Нет веры словам. Они пытаются быть отражением жизни. Но она другая и всегда перед глазами. Однако нередко, хоть и рядом, перед глазами, но неподвластна разуму, неощутима в сущности, неохватна в связях. Тогда верят словам. Любым. Знают, даже уверены, что они обман, искаженное отражение, но все равно верят. Бессмысленные идеи часто превращаются в цель для человека, наполняя смыслом его жизнь. Парадокс? Отнюдь. Словом воздух не наполнишь, но оно способно заполнить душевную пустоту. Так волны баюкают, лижут, жмутся к солнцу, которое отражается в реке. Светило остывает и скатывается к горизонту, а в его бликах на озерной воде почти нет света, тем более тепла. Все равно волны устремляются к ним, толкутся на подступах, вспыхивают озарением и в себе растворяют остатки тепла. А потом падают сумерки, и мрачнеют воды, и стихают звуки – жизнь замирает.

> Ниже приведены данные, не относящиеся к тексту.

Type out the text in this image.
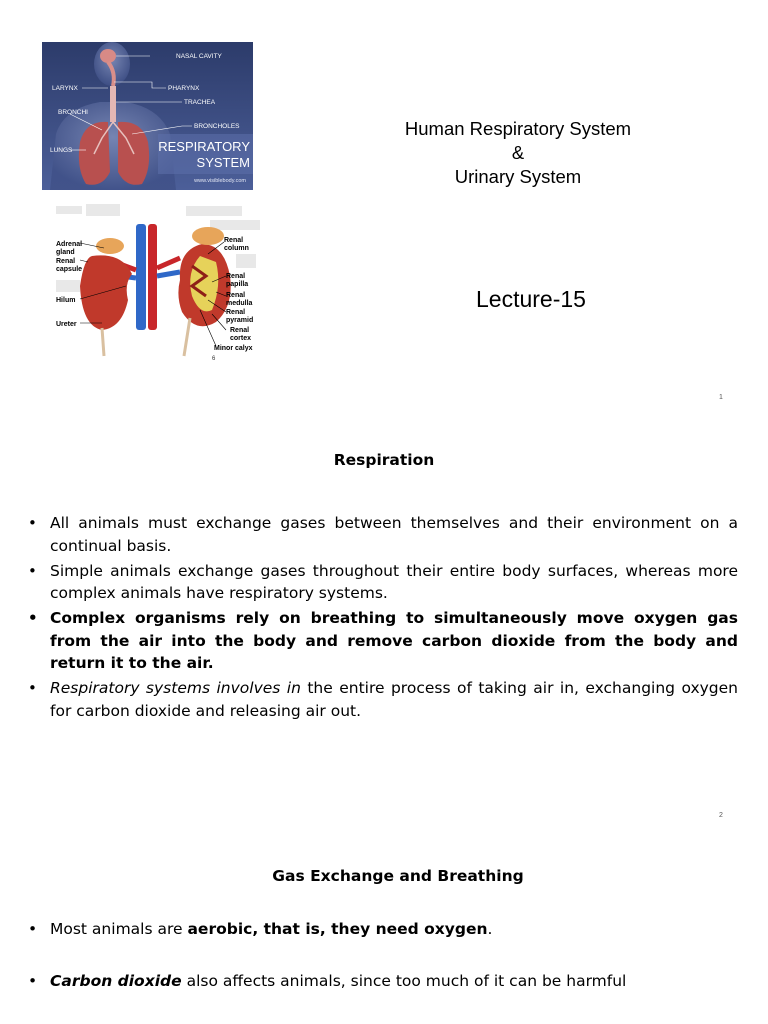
NASAL CAVITY
LARYNX	PHARYNX
TRACHEA
BRONCHI
BRONCHOLES
LUNGS	RESPIRATORY
SYSTEM
www.visiblebody.com
Adrenal
gland
Renal
capsule
Hilum
Ureter
Renal
column
Renal
papilla
Renal
medulla
Renal
pyramid
Renal
cortex
Minor calyx
6
Human Respiratory System
&
Urinary System
Lecture-15
1
Respiration
• All animals must exchange gases between themselves and their environment on a continual basis.
• Simple animals exchange gases throughout their entire body surfaces, whereas more complex animals have respiratory systems.
• Complex organisms rely on breathing to simultaneously move oxygen gas from the air into the body and remove carbon dioxide from the body and return it to the air.
• Respiratory systems involves in the entire process of taking air in, exchanging oxygen for carbon dioxide and releasing air out.
2
Gas Exchange and Breathing
• Most animals are aerobic, that is, they need oxygen.
• Carbon dioxide also affects animals, since too much of it can be harmful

…Как не поддаться назойливому внушению чуждых идей, как противостоять демагогам и манипуляторам разного толка? Видеть и слышать, но одновременно вникать, анализировать и сомневаться, проверять своим опытом, уметь (хотеть!) читать между строк, избегать людских столпотворений, не бояться одиночества и своих спорных мыслей, не сотворять кумиров, уметь обуздывать свое воображение. В связи с этим, наверное, не обойтись еще раз без упоминания имени моего земляка бродяги-философа и его совета всем людям «свободного» ума: «Из видимого познавай невидимое». Я бы добавил: из услышанного познавай неуслышанное, из того, что мысль впопыхах схватила, – ускользнувшее от нее, неосознанное, из чувственного – непрочувствованное. Впрочем, это уже другая тема.